Lisa Khory, a resident of Houston who had an auto-pay arrangement with her utility company, woke up one morning to find her checking account nearly drained. The reason? Her electric bill, which normally averaged around $200 a month, had soared to $9,546 to cover the period just from February 1st to February 19th. Scott Willoughby, a resident of San Antonio, was billed $16,752 for electricity in the month of February. And the head of the U.S. Army’s Fort Hood public services commission stated, “I’ve had a lot of fun explaining to people about a $35.9 million dollar bill for the month of February.” That’s right. Fort Hood was billed almost $36 million dollars for electricity for a single month. And who’s on the hook for paying this $36 million dollar bill? Taxpayers, of course.
These problems are not limited to Texas. In September of 2022, California ordered rolling blackouts in the face of record energy demands due to a heatwave. The cause? Over-reliance on unreliable wind power. In fact, the California grid controller had warned lawmakers for years that increasing over-reliance on unreliable wind and solar power was going to put the state at risk of this problem. The lawmakers didn’t listen.

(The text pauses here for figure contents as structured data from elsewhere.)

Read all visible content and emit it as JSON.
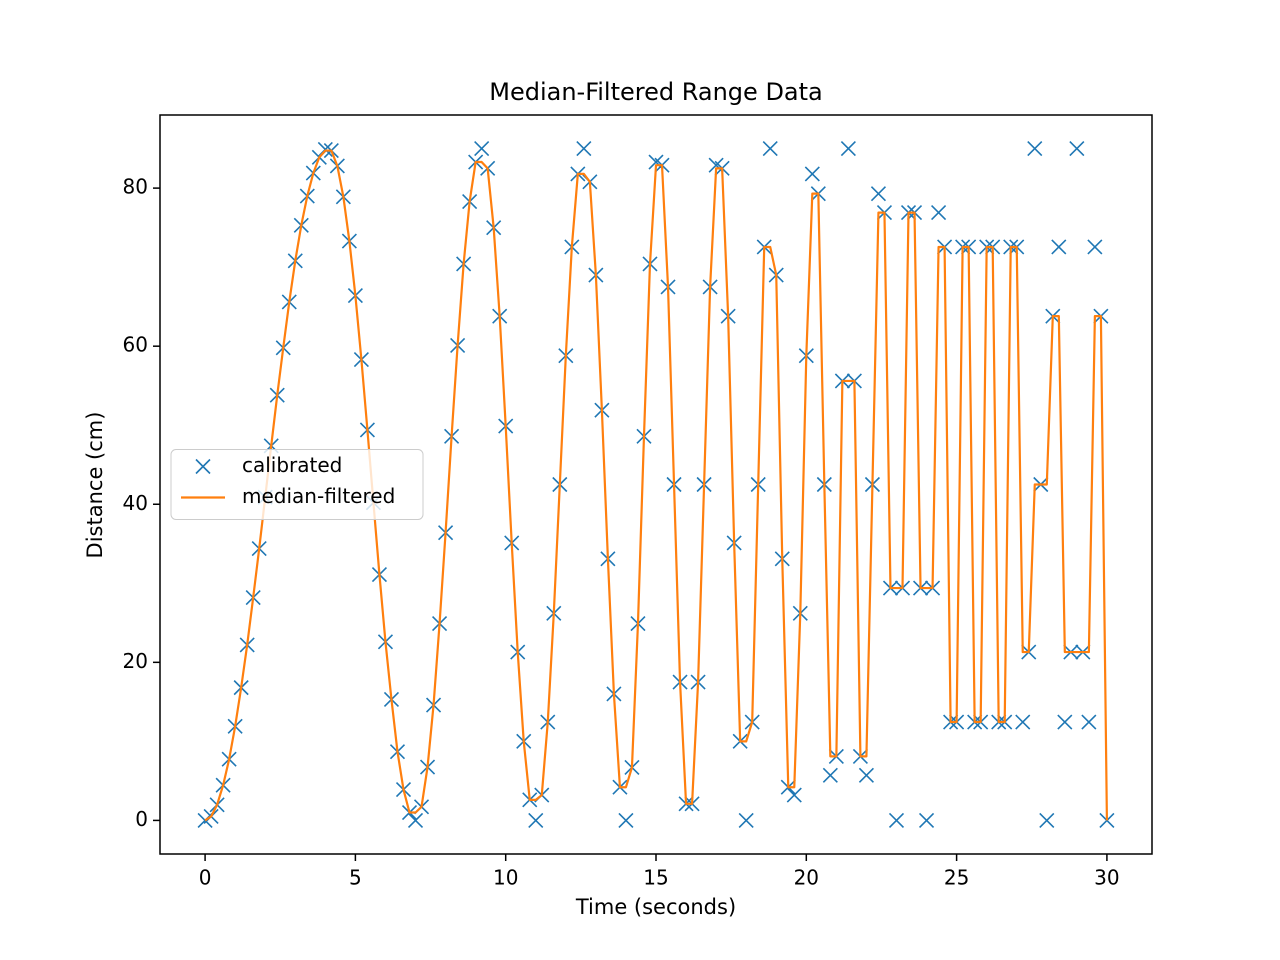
{
  "chart_data": {
    "type": "scatter-line",
    "title": "Median-Filtered Range Data",
    "x_label": "Time (seconds)",
    "y_label": "Distance (cm)",
    "x": [
      0,
      0.2,
      0.4,
      0.6,
      0.8,
      1,
      1.2,
      1.4,
      1.6,
      1.8,
      2,
      2.2,
      2.4,
      2.6,
      2.8,
      3,
      3.2,
      3.4,
      3.6,
      3.8,
      4,
      4.2,
      4.4,
      4.6,
      4.8,
      5,
      5.2,
      5.4,
      5.6,
      5.8,
      6,
      6.2,
      6.4,
      6.6,
      6.8,
      7,
      7.2,
      7.4,
      7.6,
      7.8,
      8,
      8.2,
      8.4,
      8.6,
      8.8,
      9,
      9.2,
      9.4,
      9.6,
      9.8,
      10,
      10.2,
      10.4,
      10.6,
      10.8,
      11,
      11.2,
      11.4,
      11.6,
      11.8,
      12,
      12.2,
      12.4,
      12.6,
      12.8,
      13,
      13.2,
      13.4,
      13.6,
      13.8,
      14,
      14.2,
      14.4,
      14.6,
      14.8,
      15,
      15.2,
      15.4,
      15.6,
      15.8,
      16,
      16.2,
      16.4,
      16.6,
      16.8,
      17,
      17.2,
      17.4,
      17.6,
      17.8,
      18,
      18.2,
      18.4,
      18.6,
      18.8,
      19,
      19.2,
      19.4,
      19.6,
      19.8,
      20,
      20.2,
      20.4,
      20.6,
      20.8,
      21,
      21.2,
      21.4,
      21.6,
      21.8,
      22,
      22.2,
      22.4,
      22.6,
      22.8,
      23,
      23.2,
      23.4,
      23.6,
      23.8,
      24,
      24.2,
      24.4,
      24.6,
      24.8,
      25,
      25.2,
      25.4,
      25.6,
      25.8,
      26,
      26.2,
      26.4,
      26.6,
      26.8,
      27,
      27.2,
      27.4,
      27.6,
      27.8,
      28,
      28.2,
      28.4,
      28.6,
      28.8,
      29,
      29.2,
      29.4,
      29.6,
      29.8,
      30
    ],
    "series": [
      {
        "name": "calibrated",
        "kind": "scatter",
        "marker": "x",
        "color": "#1f77b4",
        "values": [
          0,
          0.5,
          1.98,
          4.45,
          7.74,
          11.9,
          16.8,
          22.2,
          28.2,
          34.4,
          40.9,
          47.4,
          53.8,
          59.8,
          65.6,
          70.8,
          75.3,
          79,
          81.9,
          83.9,
          84.9,
          84.75,
          82.8,
          78.9,
          73.3,
          66.4,
          58.3,
          49.4,
          40.2,
          31.1,
          22.6,
          15.3,
          8.7,
          3.9,
          1,
          0,
          1.72,
          6.75,
          14.6,
          24.9,
          36.4,
          48.6,
          60.1,
          70.4,
          78.3,
          83.3,
          85,
          82.5,
          75,
          63.8,
          49.9,
          35.1,
          21.3,
          10,
          2.6,
          0,
          3.2,
          12.45,
          26.2,
          42.5,
          58.8,
          72.55,
          81.8,
          85,
          80.8,
          69,
          51.9,
          33.1,
          16,
          4.2,
          0,
          6.7,
          24.9,
          48.6,
          70.4,
          83.3,
          82.9,
          67.5,
          42.5,
          17.5,
          2.1,
          2.1,
          17.5,
          42.5,
          67.5,
          82.9,
          82.5,
          63.8,
          35.1,
          10,
          0,
          12.45,
          42.5,
          72.55,
          85,
          69,
          33.1,
          4.2,
          3.2,
          26.2,
          58.8,
          81.8,
          79.3,
          42.5,
          5.7,
          8.1,
          55.6,
          85,
          55.6,
          8.1,
          5.7,
          42.5,
          79.3,
          76.9,
          29.4,
          0,
          29.4,
          76.9,
          76.9,
          29.4,
          0,
          29.4,
          76.9,
          72.55,
          12.45,
          12.45,
          72.55,
          72.55,
          12.45,
          12.45,
          72.55,
          72.55,
          12.45,
          12.45,
          72.55,
          72.55,
          12.45,
          21.3,
          85,
          42.5,
          0,
          63.8,
          72.55,
          12.45,
          21.3,
          85,
          21.3,
          12.45,
          72.55,
          63.8,
          0
        ]
      },
      {
        "name": "median-filtered",
        "kind": "line",
        "color": "#ff7f0e",
        "values": [
          0,
          0.5,
          1.98,
          4.45,
          7.74,
          11.9,
          16.8,
          22.2,
          28.2,
          34.4,
          40.9,
          47.4,
          53.8,
          59.8,
          65.6,
          70.8,
          75.3,
          79,
          81.9,
          83.9,
          84.75,
          84.75,
          82.8,
          78.9,
          73.3,
          66.4,
          58.3,
          49.4,
          40.2,
          31.1,
          22.6,
          15.3,
          8.7,
          3.9,
          1,
          1,
          1.72,
          6.75,
          14.6,
          24.9,
          36.4,
          48.6,
          60.1,
          70.4,
          78.3,
          83.3,
          83.3,
          82.5,
          75,
          63.8,
          49.9,
          35.1,
          21.3,
          10,
          2.6,
          2.6,
          3.2,
          12.45,
          26.2,
          42.5,
          58.8,
          72.55,
          81.8,
          81.8,
          80.8,
          69,
          51.9,
          33.1,
          16,
          4.2,
          4.2,
          6.7,
          24.9,
          48.6,
          70.4,
          82.9,
          82.9,
          67.5,
          42.5,
          17.5,
          2.1,
          2.1,
          17.5,
          42.5,
          67.5,
          82.5,
          82.5,
          63.8,
          35.1,
          10,
          10,
          12.45,
          42.5,
          72.55,
          72.55,
          69,
          33.1,
          4.2,
          4.2,
          26.2,
          58.8,
          79.3,
          79.3,
          42.5,
          8.1,
          8.1,
          55.6,
          55.6,
          55.6,
          8.1,
          8.1,
          42.5,
          76.9,
          76.9,
          29.4,
          29.4,
          29.4,
          76.9,
          76.9,
          29.4,
          29.4,
          29.4,
          72.55,
          72.55,
          12.45,
          12.45,
          72.55,
          72.55,
          12.45,
          12.45,
          72.55,
          72.55,
          12.45,
          12.45,
          72.55,
          72.55,
          21.3,
          21.3,
          42.5,
          42.5,
          42.5,
          63.8,
          63.8,
          21.3,
          21.3,
          21.3,
          21.3,
          21.3,
          63.8,
          63.8,
          0
        ]
      }
    ],
    "xlim": [
      -1.5,
      31.5
    ],
    "ylim": [
      -4.25,
      89.25
    ],
    "xticks": [
      0,
      5,
      10,
      15,
      20,
      25,
      30
    ],
    "yticks": [
      0,
      20,
      40,
      60,
      80
    ],
    "grid": false,
    "legend": "center left"
  }
}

And, no, Iowa is not immune from this problem. In June of 2022, a regional utilities board warned that Iowa and other Midwest states were at risk of rolling blackouts in the summer during extreme heat. In December of 2022, the Iowa Utilities Board issued a warning that the electrical grid was at risk of not having enough power over the winter. This is what happens when you replace 60% of your electricity generation capacity with an unreliable source such as wind.
The conclusion is clear: Wind power is unreliable in both extreme heat and extreme cold—the very times when electricity is in highest demand and when having reliable power is most critical. Wind energy companies claim they will help the economy, but what are the economic costs of having business and industry dead in the water because of rolling blackouts caused by unreliable electricity generating methods?